The Guantánamo Lawyers by Mark P. Denbeaux & Jonathan Hafetz (eds), New York: NYU Press, 2009.
The Guantánamo Lawyers is a collection of stories from more than one hundred lawyers who have been involved in some way in representing the detainees held by the United States at Guantánamo Bay Naval base and elsewhere since the terrorist attacks of September 11, 2001.
The lawyers’ accounts are arranged to form an approximate chronological narrative of the Guantánamo litigation, although the chronology is interrupted to a degree in some of the chapters that deal with matters such as torture, rendition, and the cases of detainees held outside Guantánamo. Short introductory explanations by the editors appear throughout, and provide some context and continuity to the lawyers’ stories.
The book begins with the establishment of Guantánamo as a detention facility after 9/11, and the decision of certain lawyers to get involved from an early stage in arguing for the habeas corpus rights of Guantánamo detainees, then termed “the worst of the worst”. In 2002, lawyers willing to represent terrorist suspects were few and far between. Among the initial few were Thomas Wilner of Shearman & Sterling and Michael Ratner of the Center for Constitutional rights; Joe Margulies, Clive Stafford Smith and Eric Freedman, all lawyers with expertise in death penalty litigation, also joined the cause from the outset.
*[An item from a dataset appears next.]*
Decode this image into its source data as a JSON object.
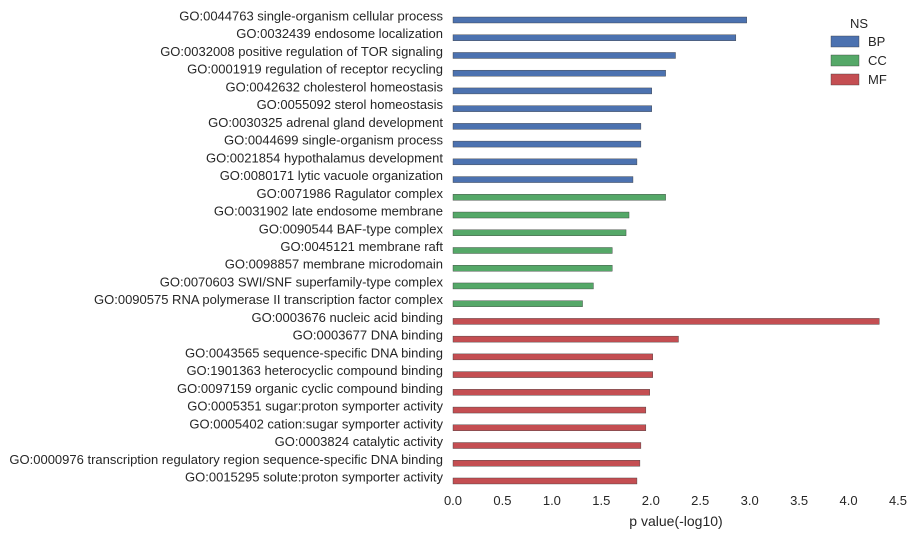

These pioneers were later joined by many others, particularly after the Supreme Court’s 2004 decisions concerning the war on terrorism. The general picture that emerges about the motivations of the lawyers is that they did it out of a strong belief in the rule of law and due process, as well as a desire to restore the United States’ adherence to its own ideals. Many of the stories emphasize that the decision to act for the detainees was a form of patriotism as well — a salient point in light of the recent (and widely discredited) attack on the integrity of current Department of Justice lawyers who had previously worked on Guantánamo litigation.